Bruce Peebles & Co. Ltd. was an Edinburgh industrial electrical engineering company.

==Early history==
The company was founded as D. Bruce Peebles & Co. by Scottish engineer David Bruce Peebles (1826–1899) in Edinburgh in 1866. The company initially specialised in gas engineering but later expanded to include electrical engineering as well. It continued to trade after Peebles' death and, in 1902, the name was changed to Bruce Peebles & Co. Ltd. The company held the British manufacturing rights for the Cascade converter and a licence to manufacture three-phase electrical equipment designed by Ganz of Budapest.

==Canadian Electric Traction Company==
In 1903, Peebles expanded into Canada. Along with other investors, it formed the Canadian Electric Traction Company and supplied the three-phase equipment, car motors and generators for the South Western Traction Company of London, Ontario. The main line ran 28-miles between London and Port Stanley, a resort town on Lake Erie. It was the only three-phase traction line in Canada, and was closed in 1918.

==New factory==
In 1904 the company opened a new factory at a site in East Pilton, Edinburgh, employing 3,000 at its peak in the 1950s. The works had its own internal railway system, which was electrified and used electric shunting locomotives built by Peebles themselves. This was the first electric line in Edinburgh (main line electrification did not reach Edinburgh until the early 1990s). In 1905 the company was exhibiting at the Third International Electric Tramway and Railway Exhibition. It also manufactured at least one (from an order of ten) electric locomotives for the Portmadoc, Beddgelert and South Snowdon Railway.

==War work==
During both World Wars, the works produced shells, submarine and aircraft parts, tank and electrical equipment such as mobile search lights and minesweeping units.

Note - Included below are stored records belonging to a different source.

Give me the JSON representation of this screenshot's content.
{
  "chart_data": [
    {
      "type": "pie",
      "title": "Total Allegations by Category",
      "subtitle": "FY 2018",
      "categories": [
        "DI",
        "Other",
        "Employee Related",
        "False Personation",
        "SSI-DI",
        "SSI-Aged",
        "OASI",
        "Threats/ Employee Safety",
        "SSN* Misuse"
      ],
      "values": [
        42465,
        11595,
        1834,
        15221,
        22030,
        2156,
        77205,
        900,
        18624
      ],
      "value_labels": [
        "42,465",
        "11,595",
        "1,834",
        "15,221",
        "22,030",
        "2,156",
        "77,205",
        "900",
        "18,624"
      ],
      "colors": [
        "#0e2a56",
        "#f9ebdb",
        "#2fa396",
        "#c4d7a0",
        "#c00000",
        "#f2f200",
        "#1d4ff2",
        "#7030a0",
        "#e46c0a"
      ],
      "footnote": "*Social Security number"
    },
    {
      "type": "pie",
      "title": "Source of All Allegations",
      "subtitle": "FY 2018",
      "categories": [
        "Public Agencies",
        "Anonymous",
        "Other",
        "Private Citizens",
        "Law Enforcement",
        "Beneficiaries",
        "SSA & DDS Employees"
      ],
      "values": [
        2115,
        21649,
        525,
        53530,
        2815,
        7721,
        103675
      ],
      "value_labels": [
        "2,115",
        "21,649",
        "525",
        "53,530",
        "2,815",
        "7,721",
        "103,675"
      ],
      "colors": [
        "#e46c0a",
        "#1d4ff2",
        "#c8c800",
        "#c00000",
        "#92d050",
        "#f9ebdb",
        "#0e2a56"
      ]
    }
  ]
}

==Woodhead Line electrification==
It was the main sub contractor for the electrification of the Woodhead Line between Manchester and Sheffield from 1947–1954, a major engineering achievement. Throughout this period it specialised in large scale transformers for power stations, including the world's largest 400 kV 'quadrature booster' for the UK national grid. It also produced heavy electric motors for various uses, including railway locomotives.

==Ownership changes==
The company became part of the Reyrolle Parsons in 1969, part of Northern Engineering Industries in 1977 and part of Rolls-Royce plc in 1989.

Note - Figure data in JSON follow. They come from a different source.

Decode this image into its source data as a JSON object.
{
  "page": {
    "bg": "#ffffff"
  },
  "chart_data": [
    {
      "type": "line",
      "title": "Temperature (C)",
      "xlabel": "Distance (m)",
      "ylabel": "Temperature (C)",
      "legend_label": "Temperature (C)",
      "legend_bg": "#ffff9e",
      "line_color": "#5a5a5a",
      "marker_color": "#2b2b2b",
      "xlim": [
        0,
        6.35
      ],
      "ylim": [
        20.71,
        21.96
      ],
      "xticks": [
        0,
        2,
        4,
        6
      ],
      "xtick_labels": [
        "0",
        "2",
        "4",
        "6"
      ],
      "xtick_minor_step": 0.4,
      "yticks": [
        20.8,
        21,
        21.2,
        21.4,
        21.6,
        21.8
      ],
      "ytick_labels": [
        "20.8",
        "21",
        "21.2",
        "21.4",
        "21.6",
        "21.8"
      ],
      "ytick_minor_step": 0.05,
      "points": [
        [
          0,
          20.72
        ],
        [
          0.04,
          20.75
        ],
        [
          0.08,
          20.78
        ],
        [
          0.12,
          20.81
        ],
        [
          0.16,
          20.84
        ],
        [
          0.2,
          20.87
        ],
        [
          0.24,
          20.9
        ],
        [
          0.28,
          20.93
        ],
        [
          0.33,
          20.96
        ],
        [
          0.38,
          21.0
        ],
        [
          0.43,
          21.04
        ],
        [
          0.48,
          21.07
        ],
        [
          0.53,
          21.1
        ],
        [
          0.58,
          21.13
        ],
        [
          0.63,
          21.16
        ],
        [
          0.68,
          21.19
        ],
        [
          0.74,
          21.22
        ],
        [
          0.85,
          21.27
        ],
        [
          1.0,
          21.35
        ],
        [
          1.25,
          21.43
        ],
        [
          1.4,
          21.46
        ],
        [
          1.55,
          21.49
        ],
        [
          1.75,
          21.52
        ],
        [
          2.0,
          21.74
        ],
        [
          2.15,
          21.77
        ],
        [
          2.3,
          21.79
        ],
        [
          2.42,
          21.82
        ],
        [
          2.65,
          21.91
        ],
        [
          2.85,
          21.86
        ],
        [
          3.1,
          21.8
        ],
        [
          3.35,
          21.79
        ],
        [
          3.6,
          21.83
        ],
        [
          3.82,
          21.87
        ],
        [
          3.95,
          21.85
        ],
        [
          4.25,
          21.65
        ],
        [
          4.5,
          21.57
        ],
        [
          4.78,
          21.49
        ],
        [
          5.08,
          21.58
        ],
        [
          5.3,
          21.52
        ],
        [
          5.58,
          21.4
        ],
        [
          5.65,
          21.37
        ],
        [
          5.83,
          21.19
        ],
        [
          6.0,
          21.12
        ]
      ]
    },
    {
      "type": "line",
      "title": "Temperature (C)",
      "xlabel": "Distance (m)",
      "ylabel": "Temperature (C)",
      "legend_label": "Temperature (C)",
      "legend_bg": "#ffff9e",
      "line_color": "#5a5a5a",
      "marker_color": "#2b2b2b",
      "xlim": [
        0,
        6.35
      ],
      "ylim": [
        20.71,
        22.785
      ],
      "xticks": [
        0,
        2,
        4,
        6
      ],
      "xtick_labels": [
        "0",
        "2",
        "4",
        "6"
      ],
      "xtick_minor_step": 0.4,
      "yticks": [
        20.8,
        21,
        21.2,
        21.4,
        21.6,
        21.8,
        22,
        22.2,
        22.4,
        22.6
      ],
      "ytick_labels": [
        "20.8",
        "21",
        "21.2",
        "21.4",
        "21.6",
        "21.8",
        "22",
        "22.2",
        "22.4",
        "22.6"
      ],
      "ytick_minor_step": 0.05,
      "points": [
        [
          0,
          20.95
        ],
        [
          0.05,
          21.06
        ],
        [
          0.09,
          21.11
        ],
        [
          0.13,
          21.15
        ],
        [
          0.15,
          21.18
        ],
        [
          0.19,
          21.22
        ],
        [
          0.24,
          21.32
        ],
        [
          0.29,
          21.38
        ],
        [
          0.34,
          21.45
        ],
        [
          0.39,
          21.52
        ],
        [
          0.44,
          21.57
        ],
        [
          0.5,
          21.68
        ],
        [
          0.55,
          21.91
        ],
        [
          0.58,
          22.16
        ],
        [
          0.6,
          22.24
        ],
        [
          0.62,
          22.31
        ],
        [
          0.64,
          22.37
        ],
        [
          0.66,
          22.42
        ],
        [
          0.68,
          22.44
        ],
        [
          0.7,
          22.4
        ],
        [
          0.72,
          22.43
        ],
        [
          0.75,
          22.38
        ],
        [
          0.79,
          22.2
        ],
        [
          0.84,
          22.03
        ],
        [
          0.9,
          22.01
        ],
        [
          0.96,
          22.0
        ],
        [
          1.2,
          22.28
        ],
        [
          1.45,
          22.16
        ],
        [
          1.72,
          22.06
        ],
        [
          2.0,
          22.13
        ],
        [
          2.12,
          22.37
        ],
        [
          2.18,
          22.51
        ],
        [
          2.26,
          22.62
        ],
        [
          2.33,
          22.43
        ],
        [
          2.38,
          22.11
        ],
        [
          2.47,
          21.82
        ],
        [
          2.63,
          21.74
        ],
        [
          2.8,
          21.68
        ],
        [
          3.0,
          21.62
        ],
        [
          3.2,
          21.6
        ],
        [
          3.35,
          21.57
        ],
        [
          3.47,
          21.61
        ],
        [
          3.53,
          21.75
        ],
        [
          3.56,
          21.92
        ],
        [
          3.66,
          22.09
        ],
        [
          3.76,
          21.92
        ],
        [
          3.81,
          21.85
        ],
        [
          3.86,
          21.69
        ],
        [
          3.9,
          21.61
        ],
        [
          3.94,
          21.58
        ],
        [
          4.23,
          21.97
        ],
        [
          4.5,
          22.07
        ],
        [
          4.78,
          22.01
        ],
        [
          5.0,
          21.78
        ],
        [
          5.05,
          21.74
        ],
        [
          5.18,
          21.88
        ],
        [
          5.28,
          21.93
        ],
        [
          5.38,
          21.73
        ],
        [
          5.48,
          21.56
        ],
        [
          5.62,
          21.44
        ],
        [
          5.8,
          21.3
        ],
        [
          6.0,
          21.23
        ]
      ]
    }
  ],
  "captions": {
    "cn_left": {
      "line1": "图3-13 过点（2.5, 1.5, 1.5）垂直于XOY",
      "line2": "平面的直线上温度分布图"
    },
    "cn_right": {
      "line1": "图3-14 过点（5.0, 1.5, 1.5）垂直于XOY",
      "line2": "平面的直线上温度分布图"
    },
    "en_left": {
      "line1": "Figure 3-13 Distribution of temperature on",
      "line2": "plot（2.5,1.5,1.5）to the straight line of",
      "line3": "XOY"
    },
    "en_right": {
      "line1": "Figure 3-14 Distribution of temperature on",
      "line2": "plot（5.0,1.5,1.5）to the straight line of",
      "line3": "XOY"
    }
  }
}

Many young electrical engineers were taken on by this company, with a special course in electrical engineering being run at the nearby Telford College. They gained skills in highly specialised work, and Peebles' products were exported all over the world. The late Ron Brown, MP for Leith, was employed by the company, as was the late Sir Duncan McDonald who was the chief transformer designer.

==The business divided==
In 1998 the business was split, with the Peebles Electrical Machine Division (Motors & Generators) being acquired by Pope (Australia) and the Transformer Division going to the Austrian company VA Tech.

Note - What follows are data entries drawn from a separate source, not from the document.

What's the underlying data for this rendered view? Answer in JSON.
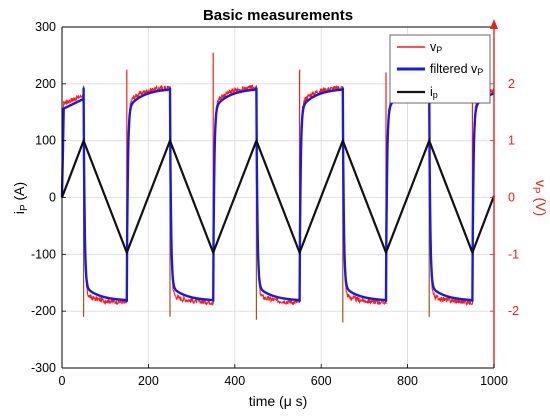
{
  "chart_data": {
    "type": "line",
    "title": "Basic measurements",
    "xlabel": "time (μ s)",
    "ylabel_left": "i_P (A)",
    "ylabel_right": "v_P (V)",
    "xlim": [
      0,
      1000
    ],
    "ylim_left": [
      -300,
      300
    ],
    "ylim_right": [
      -3,
      3
    ],
    "x_ticks": [
      "0",
      "200",
      "400",
      "600",
      "800",
      "1000"
    ],
    "y_ticks_left": [
      "300",
      "200",
      "100",
      "0",
      "-100",
      "-200",
      "-300"
    ],
    "y_ticks_right": [
      "2",
      "1",
      "0",
      "-1",
      "-2"
    ],
    "grid": true,
    "legend_position": "top-right",
    "legend": [
      "v_P",
      "filtered v_P",
      "i_p"
    ],
    "colors": {
      "vp": "#ff1a1a",
      "filtered_vp": "#1a1adf",
      "ip": "#111111",
      "right_axis": "#e8221c",
      "grid": "#d9d9d9"
    },
    "series": [
      {
        "name": "i_p",
        "axis": "left",
        "x": [
          0,
          50,
          150,
          250,
          350,
          450,
          550,
          650,
          750,
          850,
          950,
          1000
        ],
        "values": [
          0,
          100,
          -97,
          100,
          -97,
          100,
          -97,
          100,
          -97,
          100,
          -97,
          3
        ]
      },
      {
        "name": "filtered v_P",
        "axis": "right",
        "switch_times": [
          50,
          150,
          250,
          350,
          450,
          550,
          650,
          750,
          850,
          950
        ],
        "high_level_start": 1.55,
        "high_level_end": 1.92,
        "low_level_start": -1.55,
        "low_level_end": -1.82
      },
      {
        "name": "v_P",
        "axis": "right",
        "switch_times": [
          50,
          150,
          250,
          350,
          450,
          550,
          650,
          750,
          850,
          950
        ],
        "high_level_start": 1.65,
        "high_level_end": 1.95,
        "low_level_start": -1.7,
        "low_level_end": -1.85,
        "spikes": [
          2.25,
          2.55,
          2.25,
          2.2,
          2.0,
          2.0
        ],
        "dips": [
          -2.1,
          -2.1,
          -2.15,
          -2.2,
          -2.1
        ]
      }
    ]
  }
}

===Transformer division===
In April 1999 a substantial fire destroyed the main transformer works in East Pilton. The company decided that a replacement factory should be relocated to Leith Docks to better facilitate transfer of the largest transformers onto ships for export. The Pilton site was sold for residential redevelopment. VA Tech closed the Leith factory during 2005 and continued service work only. The entire VA Tech company became part of Siemens that year.

===Motors & Generators division===
The motors & generators business relocated to Wood Road in the nearby Rosyth dockyard. Parsons Peebles Motor & Generators was acquired by Clyde Blowers Capital in January 2013. The company is still located in the Royal dockyard Rosyth and continues to manufacture and service specialised motors and generators.